Ce qui n’a pas empêché la juridiction d’appel et la chambre commerciale de prétendre par un mensonge outrancier colossal que l’inventeur disposait de tous les éléments nécessaires au calcul de sa rémunération » et de déclarer son action prescrite,  et ce sans avoir constaté (et pour cause !) qu’il était bien en mesure de  déterminer ladite rémunération !!

Des arrêts ubuesques…

Un véritable parjure, en contradiction totale sans aucune justification en droit avec le jugement du 24/10/2014 du TGI et avec le bloc de jurisprudence de la Cour de cassation elle- même, rappelé ci-dessus :

arrêts C. cass.
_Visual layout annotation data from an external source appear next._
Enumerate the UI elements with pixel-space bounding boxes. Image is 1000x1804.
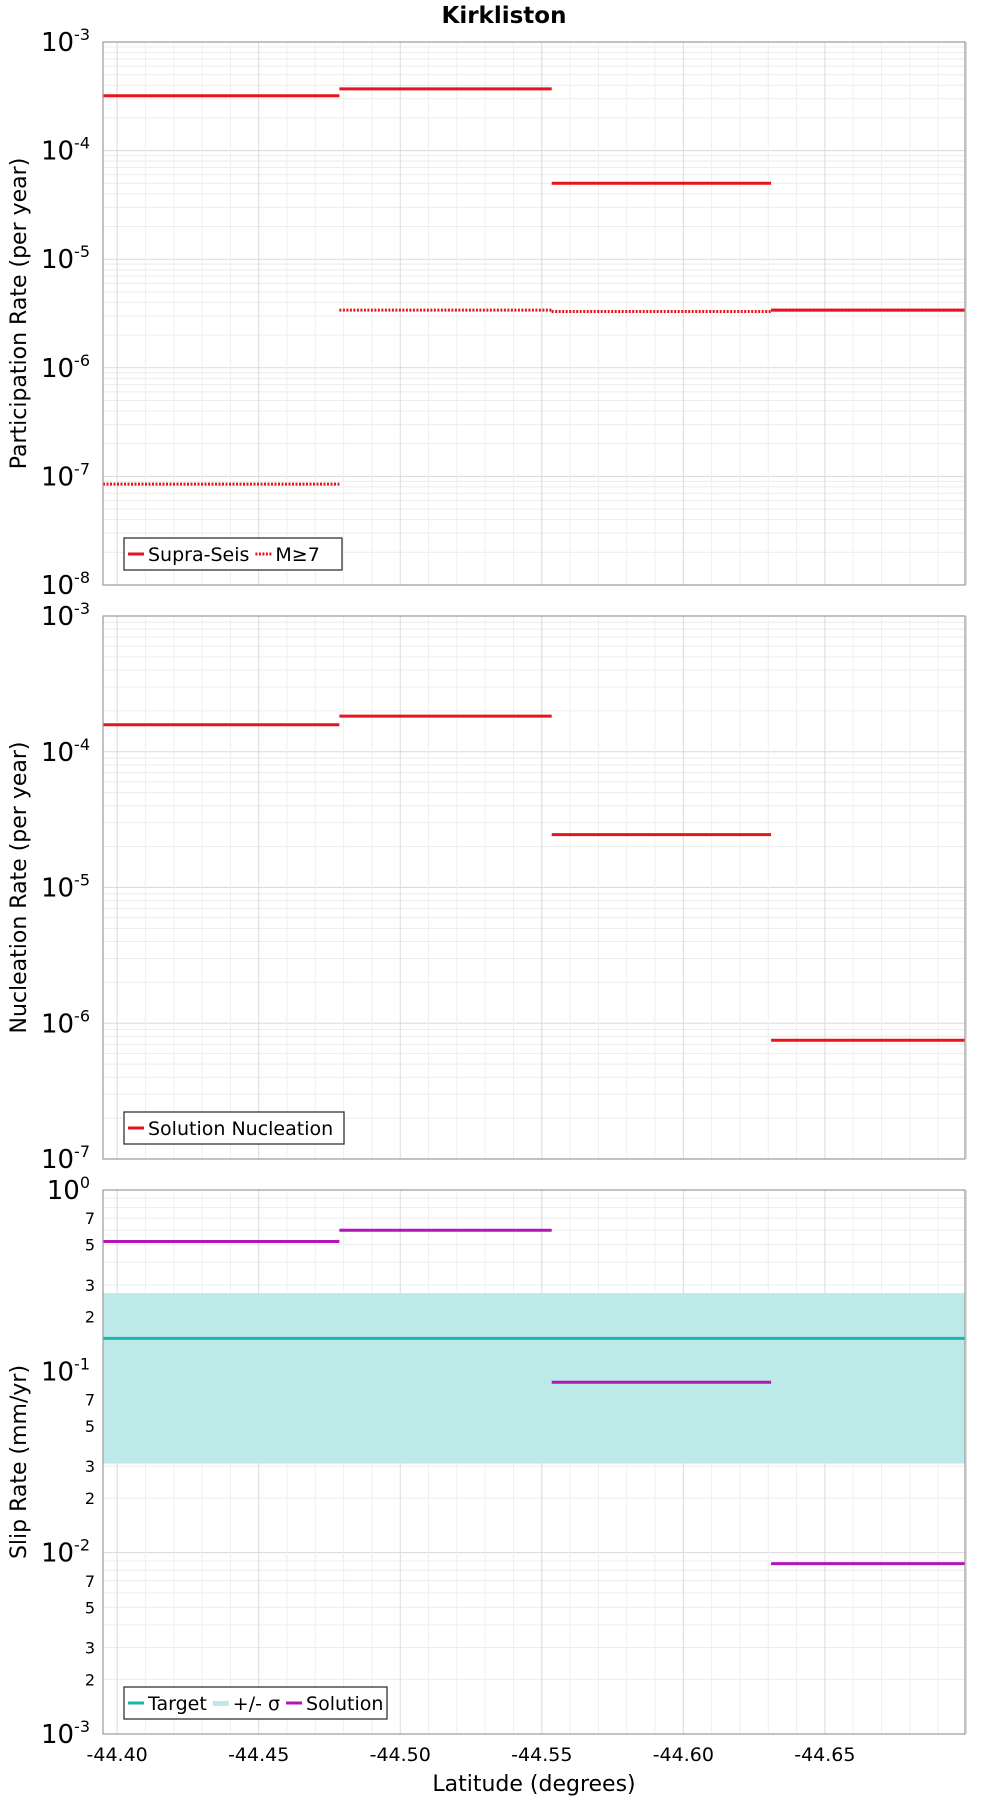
y-minor-tick-label: 7 — [85, 1209, 95, 1228]
y-tick-exponent: -8 — [74, 568, 90, 587]
y-tick-base: 10 — [41, 1357, 74, 1387]
sigma-band — [103, 1293, 965, 1464]
y-tick-base: 10 — [47, 1176, 80, 1206]
y-minor-tick-label: 2 — [85, 1670, 95, 1689]
y-tick-label: 10-4 — [41, 134, 90, 167]
y-tick-exponent: -5 — [74, 871, 90, 890]
y-minor-tick-label: 5 — [85, 1598, 95, 1617]
y-axis-label: Slip Rate (mm/yr) — [7, 1365, 32, 1559]
y-tick-label: 100 — [47, 1173, 90, 1206]
plot-frame — [102, 1189, 966, 1735]
legend: Supra-Seis M≥7 — [123, 537, 343, 571]
y-tick-exponent: -1 — [74, 1354, 90, 1373]
legend-label: +/- σ — [233, 1693, 280, 1715]
plot-frame — [102, 615, 966, 1160]
legend-box — [123, 1111, 345, 1145]
legend-label: Solution — [306, 1693, 383, 1715]
legend-box — [123, 537, 343, 571]
y-tick-exponent: 0 — [80, 1173, 90, 1192]
chart-title: Kirkliston — [442, 3, 567, 29]
y-tick-exponent: -6 — [74, 1006, 90, 1025]
y-tick-label: 10-7 — [41, 459, 90, 492]
y-tick-label: 10-6 — [41, 1006, 90, 1039]
y-tick-label: 10-3 — [41, 1717, 90, 1750]
plot-frame — [102, 41, 966, 586]
y-tick-base: 10 — [41, 462, 74, 492]
y-tick-label: 10-8 — [41, 568, 90, 601]
y-tick-base: 10 — [41, 738, 74, 768]
x-tick-label: -44.55 — [511, 1744, 572, 1766]
y-tick-base: 10 — [41, 354, 74, 384]
y-minor-tick-label: 3 — [85, 1457, 95, 1476]
y-minor-tick-label: 3 — [85, 1276, 95, 1295]
legend-swatch — [212, 1701, 229, 1706]
y-minor-tick-label: 2 — [85, 1489, 95, 1508]
y-tick-exponent: -7 — [74, 459, 90, 478]
y-tick-label: 10-5 — [41, 242, 90, 275]
y-tick-exponent: -2 — [74, 1536, 90, 1555]
y-minor-tick-label: 5 — [85, 1236, 95, 1255]
y-tick-exponent: -6 — [74, 351, 90, 370]
x-axis-label: Latitude (degrees) — [432, 1772, 635, 1797]
legend-label: Supra-Seis — [148, 544, 249, 566]
y-tick-exponent: -4 — [74, 735, 90, 754]
legend-label: Target — [147, 1693, 207, 1715]
y-minor-tick-label: 2 — [85, 1308, 95, 1327]
y-tick-base: 10 — [41, 28, 74, 58]
plot-area — [103, 42, 965, 585]
y-minor-tick-label: 3 — [85, 1638, 95, 1657]
y-tick-exponent: -5 — [74, 242, 90, 261]
y-tick-exponent: -3 — [74, 25, 90, 44]
legend-label: Solution Nucleation — [148, 1118, 333, 1140]
y-tick-base: 10 — [41, 1009, 74, 1039]
y-tick-base: 10 — [41, 874, 74, 904]
y-tick-base: 10 — [41, 571, 74, 601]
y-tick-label: 10-1 — [41, 1354, 90, 1387]
x-tick-label: -44.40 — [87, 1744, 148, 1766]
legend: Solution Nucleation — [123, 1111, 345, 1145]
y-tick-label: 10-3 — [41, 25, 90, 58]
y-tick-exponent: -3 — [74, 1717, 90, 1736]
y-tick-base: 10 — [41, 137, 74, 167]
y-tick-label: 10-2 — [41, 1536, 90, 1569]
legend: Target +/- σ Solution — [123, 1686, 388, 1720]
y-minor-tick-label: 7 — [85, 1390, 95, 1409]
y-axis-label: Nucleation Rate (per year) — [7, 742, 32, 1034]
y-tick-exponent: -4 — [74, 134, 90, 153]
x-tick-label: -44.65 — [794, 1744, 855, 1766]
y-tick-base: 10 — [41, 602, 74, 632]
y-minor-tick-label: 5 — [85, 1417, 95, 1436]
y-tick-label: 10-6 — [41, 351, 90, 384]
y-axis-label: Participation Rate (per year) — [7, 158, 32, 470]
x-tick-label: -44.50 — [370, 1744, 431, 1766]
y-tick-base: 10 — [41, 245, 74, 275]
y-tick-base: 10 — [41, 1145, 74, 1175]
y-tick-label: 10-7 — [41, 1142, 90, 1175]
y-tick-exponent: -3 — [74, 599, 90, 618]
y-tick-exponent: -7 — [74, 1142, 90, 1161]
x-tick-label: -44.45 — [228, 1744, 289, 1766]
y-tick-base: 10 — [41, 1539, 74, 1569]
y-tick-label: 10-5 — [41, 871, 90, 904]
legend-box — [123, 1686, 388, 1720]
y-tick-label: 10-3 — [41, 599, 90, 632]
legend-label: M≥7 — [275, 544, 319, 566]
y-minor-tick-label: 7 — [85, 1572, 95, 1591]
y-tick-label: 10-4 — [41, 735, 90, 768]
x-tick-label: -44.60 — [653, 1744, 714, 1766]
y-tick-base: 10 — [41, 1720, 74, 1750]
APG du 22/02/2005, BUJADOUX/ POLIMERI du 26/01/2012 et MOUZIN c/ PFM du 12/06/2012.

A noter au passage que l’une des 3 juges-conseillers (seulement) à la chambre commerciale responsable de cette énorme bavure judiciaire faisait partie de la formation des 15 hauts magistrats auteurs de l’arrêt MOUZIN c/ Pierre FABRE du 12 juin 2012 !! Lequel traitait exactement le même problème de prescription…mais en jugeant avec impartialité, droiture et honnêteté,  en toute indépendance de pressions extérieures éventuelles ou en résistant à celles- ci si elles ont existé…  Elle n’a pas hésité à se déjuger froidement en co- signant l’arrêt du 26 avril 2017…)

Section D

 

5)      Conclusion

Ce scandale gravissime sous plusieurs aspects, est hautement préjudiciable non seulement aux chercheurs- inventeurs français et étrangers exerçant sur le territoire français par son effet démotivant et frustrant de leurs droits légaux, mais  aussi à la Justice française elle- même.

Qui ainsi se discrédite par des décisions injustes et partiales, indéfendables en droit et en équité, en cédant aux interventions extérieures de l’Exécutif sur le fond de dossiers individuels en cours de traitement,   de connivence avec des groupes industriels parties aux dossiers  …

Alors qu’en même temps par une sinistre comédie mensongère,  les gouvernements ressassent à longueur d’année contre toute évidence la prétendue « indépendance de la Justice » de toute pression extérieure du Pouvoir Exécutif !... 

Face à ces dénis de justice et de  réalité, les inventeurs salariés  réitèrent leur protestation solennelle auprès des Pouvoirs publics et du Président de la République Emmanuel MACRON, garant du bon fonctionnement et de l’indépendance  de l’Organisation judiciaire française,  contre ces graves dysfonctionnements de la Justice.

Qui causent  un préjudice dramatique aux chercheurs inventeurs et en l’occurrence à la cause de la Recherche, de l’Innovation et de la Compétitivité des entreprises par démoralisation/démotivation des inventeurs injustement spoliés de leurs droits légitimes, en revanche non contestés dans des pays comme l’Allemagne, championne européenne de l’Innovation et de la puissance  industrielle grâce à ses lois de protection et d’incitation des inventeurs salariés..

 L’AIS (Association des Inventeurs salariés www.inventionsalarie.com/ )en a tiré les conclusions et a déposé auprès de la CEDH de Strasbourg une Requête en annulation de l’arrêt de la Cour de cassation du 26 avril 2017 et de l’arrêt de  la cour d’appel de Paris du 30 octobre 2015, pour caractère inéquitable flagrant de ces décisions vis-à-vis de l’inventeur, en violation de l’article 6 de la CEDH.